BD’nin Suriye Özel Temsilcisi James Jeffrey, Brüksel’den telekonferans yoluyla düzenlediği basın toplantısında ‘BBC Türkçe’ haber sitesi muhabirinin sorduğu, “Moskova, İdlib’deki teröristlere karşı savaştıklarını söylüyor ancak Ankara’ya göre İdlib’deki savaşçılar terörist değil, onlar özgürlükleri için savaşıyorlar. Bu konuda ABD’nin tutumu nedir?” şeklindeki soruya şu cevabı verdi:
ARTIK TEHDİT DEĞİLLER
“İdlib’de ABD ve Birleşmiş Milletler tarafından terör örgütü olarak kabul edilen gruplar var.

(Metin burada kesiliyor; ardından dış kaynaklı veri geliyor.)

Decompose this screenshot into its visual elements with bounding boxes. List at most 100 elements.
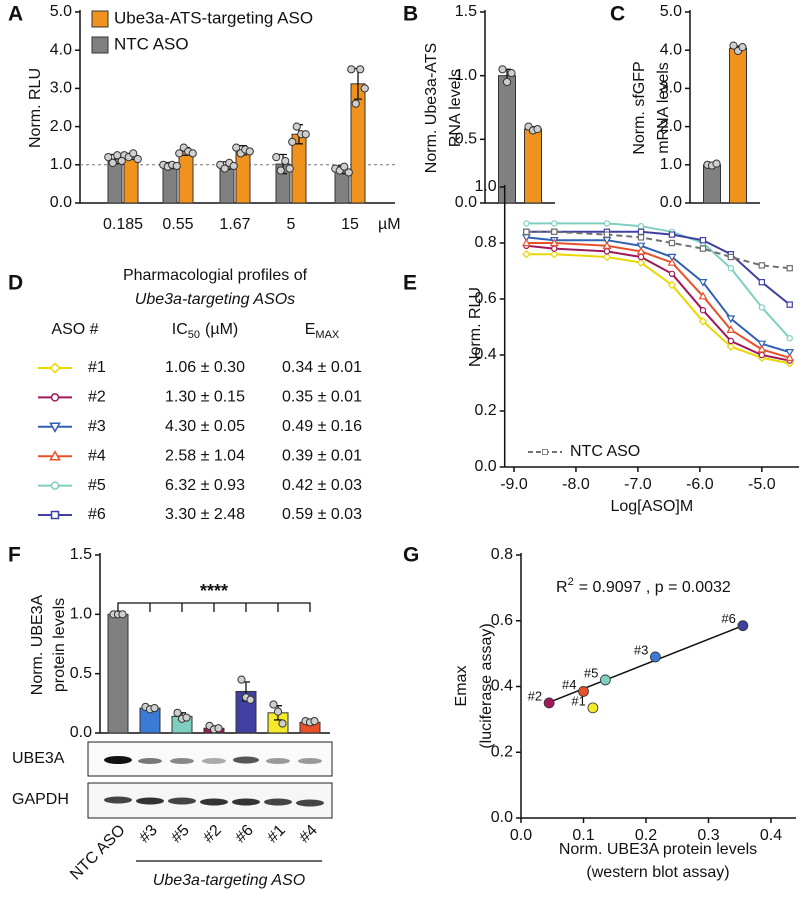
data-point (188, 149, 197, 158)
x-tick-label: 0.0 (510, 827, 532, 844)
y-axis-label: protein levels (51, 598, 68, 692)
x-tick-label: 0.185 (103, 216, 143, 233)
bar (498, 75, 516, 204)
y-axis-label: Norm. sfGFP (631, 61, 648, 154)
marker (49, 362, 61, 374)
point (737, 620, 749, 632)
blot-label: GAPDH (12, 791, 69, 808)
table-cell: 3.30 ± 2.48 (165, 506, 245, 523)
point-label: #4 (562, 677, 576, 692)
table-cell: 0.35 ± 0.01 (282, 389, 362, 406)
marker (637, 228, 645, 235)
table-header: IC50 (µM) (172, 321, 238, 341)
table-cell: #4 (88, 447, 106, 464)
x-tick-label: NTC ASO (67, 822, 129, 884)
band (200, 798, 228, 806)
marker (522, 249, 531, 259)
point (578, 686, 589, 697)
y-tick-label: 0.0 (455, 194, 477, 211)
marker (786, 335, 793, 342)
band (104, 796, 132, 804)
header-text: (µM) (205, 321, 238, 338)
data-point (276, 166, 285, 175)
x-tick-label: 0.55 (162, 216, 193, 233)
data-point (281, 156, 290, 166)
x-axis-label: (western blot assay) (586, 864, 729, 881)
point-label: #5 (584, 665, 598, 680)
y-tick-label: 0.4 (491, 678, 513, 695)
band (296, 799, 324, 807)
y-tick-label: 0.0 (474, 458, 496, 475)
marker (602, 252, 612, 262)
y-tick-label: 1.5 (70, 546, 92, 563)
data-point (232, 143, 241, 152)
legend-label: NTC ASO (114, 34, 189, 53)
point-label: #3 (634, 642, 648, 657)
y-axis-label: Norm. RLU (27, 68, 44, 148)
y-axis-label: RNA levels (447, 69, 464, 147)
header-text: IC (172, 321, 188, 338)
y-tick-label: 0.6 (474, 290, 496, 307)
data-point (310, 717, 319, 726)
data-point (237, 675, 246, 684)
marker (785, 353, 795, 361)
panel-label: E (403, 272, 417, 295)
data-point (340, 162, 349, 171)
header-sub: MAX (315, 329, 340, 341)
legend-swatch (91, 10, 109, 28)
marker (757, 344, 767, 353)
point (543, 697, 555, 709)
data-point (173, 708, 182, 717)
point (599, 674, 611, 686)
data-point (301, 130, 310, 139)
y-tick-label: 0.0 (491, 809, 513, 826)
bar (178, 150, 194, 204)
marker (758, 304, 766, 311)
header-text: E (305, 321, 316, 338)
blot-label: UBE3A (12, 750, 65, 767)
table-header: ASO # (51, 321, 98, 338)
table-header: EMAX (305, 321, 340, 341)
marker (727, 337, 735, 345)
y-tick-label: 0.0 (50, 194, 72, 211)
x-tick-label: -8.0 (562, 476, 590, 493)
table-cell: 4.30 ± 0.05 (165, 418, 245, 435)
marker (636, 242, 646, 251)
data-point (498, 65, 507, 74)
x-tick-label: #4 (296, 822, 321, 847)
x-tick-label: #1 (264, 822, 289, 847)
y-tick-label: 0.6 (491, 612, 513, 629)
bar (107, 613, 129, 734)
marker (698, 279, 708, 287)
band (264, 798, 292, 806)
marker (50, 481, 60, 490)
x-tick-label: 0.2 (635, 827, 657, 844)
bar (235, 149, 251, 204)
data-point (172, 161, 181, 171)
x-tick-label: #3 (136, 822, 161, 847)
marker (668, 270, 676, 277)
y-tick-label: 5.0 (660, 3, 682, 20)
annotation: R2 = 0.9097 , p = 0.0032 (556, 576, 731, 596)
y-axis-label: Norm. RLU (467, 287, 484, 367)
group-label: Ube3a-targeting ASO (153, 872, 305, 889)
marker (551, 220, 558, 227)
bar (703, 164, 721, 204)
marker (637, 234, 645, 241)
marker (667, 280, 677, 290)
point (649, 651, 661, 663)
table-title: Ube3a-targeting ASOs (135, 291, 295, 308)
band (232, 798, 260, 806)
panel-label: B (403, 3, 418, 26)
blots (87, 741, 333, 819)
data-point (117, 156, 126, 166)
marker (727, 265, 735, 272)
table-cell: 0.39 ± 0.01 (282, 447, 362, 464)
bar (162, 165, 178, 204)
line (526, 244, 790, 362)
x-tick-label: 1.67 (219, 216, 250, 233)
point-label: #6 (721, 611, 735, 626)
y-axis-label: Norm. Ube3a-ATS (423, 43, 440, 173)
marker (637, 222, 645, 230)
marker (637, 253, 645, 261)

Daha önce bunlara yönelik operasyonlarımız da oldu, örneğin DEAŞ lideri Bağdadi’yi yakaladığımız operasyon. Çok daha büyük gruplar da var, Nusra gibi, HTŞ gibi. Bunlar doğrudan El Kaide’nin uzantıları, terör örgütü olarak kabul ediliyorlar ancak öncelikli olarak Esed rejimiyle mücadeleye odaklanmış durumdalar. Henüz biz bu iddiaları kabul etmedik ama kendileri, terörist değil vatansever muhalif savaşçılar olduklarını iddia ediyorlar. Bir süredir uluslararası bir tehdit oluşturduklarını görmedik. Bununla beraber, Ruslara ya da Suriye ordusuna İdlib dışında bir yerde tehdit oluşturmuş da değiller.”
RUSYA’NINKİ BAHANE
“Bu insanların Ruslara ve Suriye rejimine saldırdığına, Rusya ve rejimin de sadece karşılık verdiğine dair iddiaları yakından izliyoruz. Fakat, bu doğru değil. Sonucu olmayan birkaç küçük saldırı, drone’larla yapılan ve kimsenin zarar görmediği saldırılar var. Ancak nadir ve az hasar veren bu saldırılar çok az veya hiçbir zayiatla sonuçlanmıyor. Onlar da Rusya ve Suriye rejiminin saldırıları için bahane olarak kullanılıyor. Suriye ordusu ve Rus savaş uçakları son 3 günde çoğunlukla sivilleri hedef alan 200’den fazla hava saldırısı düzenledi. İdlib’de yerinden edilmiş 700 bin kişi Türkiye sınırına doğru harekete geçti. Doğrudan sivilleri etkileyen bu durum uluslararası bir kriz yaratabilir.”